The integration of traces, metrics, and logs provides a comprehensive observability solution. For instance, if an application experiences a sudden slowdown:
- Metrics might show a spike in CPU usage or memory consumption.
- Traces could reveal that a particular service is taking longer than usual to respond.
- Logs could provide error messages or warnings that indicate exceptions thrown or resource constraints encountered during this period.
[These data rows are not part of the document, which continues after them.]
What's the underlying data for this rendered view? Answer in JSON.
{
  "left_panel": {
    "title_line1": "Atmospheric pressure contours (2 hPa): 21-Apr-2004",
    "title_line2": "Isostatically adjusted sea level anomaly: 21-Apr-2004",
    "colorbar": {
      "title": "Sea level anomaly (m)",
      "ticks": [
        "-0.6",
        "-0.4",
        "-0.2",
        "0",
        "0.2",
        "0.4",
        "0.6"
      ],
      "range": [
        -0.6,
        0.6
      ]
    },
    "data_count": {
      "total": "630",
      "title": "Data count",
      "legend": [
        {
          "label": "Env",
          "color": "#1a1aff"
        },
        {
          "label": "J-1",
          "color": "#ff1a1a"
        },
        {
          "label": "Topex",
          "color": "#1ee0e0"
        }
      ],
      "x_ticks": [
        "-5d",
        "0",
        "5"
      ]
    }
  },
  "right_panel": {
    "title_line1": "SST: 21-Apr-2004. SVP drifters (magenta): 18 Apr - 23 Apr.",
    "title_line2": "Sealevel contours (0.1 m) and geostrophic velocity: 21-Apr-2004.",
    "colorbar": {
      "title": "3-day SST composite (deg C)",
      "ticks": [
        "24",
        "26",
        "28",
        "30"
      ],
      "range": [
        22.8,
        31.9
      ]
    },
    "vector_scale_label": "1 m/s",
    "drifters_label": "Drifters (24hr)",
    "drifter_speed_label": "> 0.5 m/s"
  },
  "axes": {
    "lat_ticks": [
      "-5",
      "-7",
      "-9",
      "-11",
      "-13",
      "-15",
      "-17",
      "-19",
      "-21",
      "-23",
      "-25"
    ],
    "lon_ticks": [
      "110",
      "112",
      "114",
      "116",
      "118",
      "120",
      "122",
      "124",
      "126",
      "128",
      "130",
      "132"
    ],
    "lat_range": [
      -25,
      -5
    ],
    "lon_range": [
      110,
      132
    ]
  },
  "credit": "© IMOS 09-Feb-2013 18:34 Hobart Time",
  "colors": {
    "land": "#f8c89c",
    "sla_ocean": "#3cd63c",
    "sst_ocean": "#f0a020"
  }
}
Together, these data points allow developers and system operators to quickly diagnose and resolve issues, ensuring application reliability and performance. This holistic approach to data collection and analysis is crucial in complex, distributed systems where pinpointing the source of problems can otherwise be very challenging.
As we wrap up this blog on enhancing observability in microservices with OpenTelemetry, we've taken a looked into the integration of the OpenTelemetry Java agent within our Scala microservices. We've explored how to configure and utilize traces, metrics, and logs to gain comprehensive insights into our application's operations. These tools are not just about monitoring; they are about understanding the finer workings of our services, pinpointing inefficiencies, diagnosing issues, and ultimately ensuring that our systems are robust and performant.
Looking ahead to the next blog in the series, we'll expand our observability toolkit by integrating Grafana, Prometheus, Loki, and Tempo. These powerful tools will allow us to visualize the telemetry data we're collecting in more intuitive ways, set up alerts based on specific metrics, analyze logs more effectively, and trace transactions end-to-end in a more user-friendly manner. This will not only enhance our ability to monitor our systems in real-time but also enable us to react more swiftly and effectively to any anomalies or issues that arise.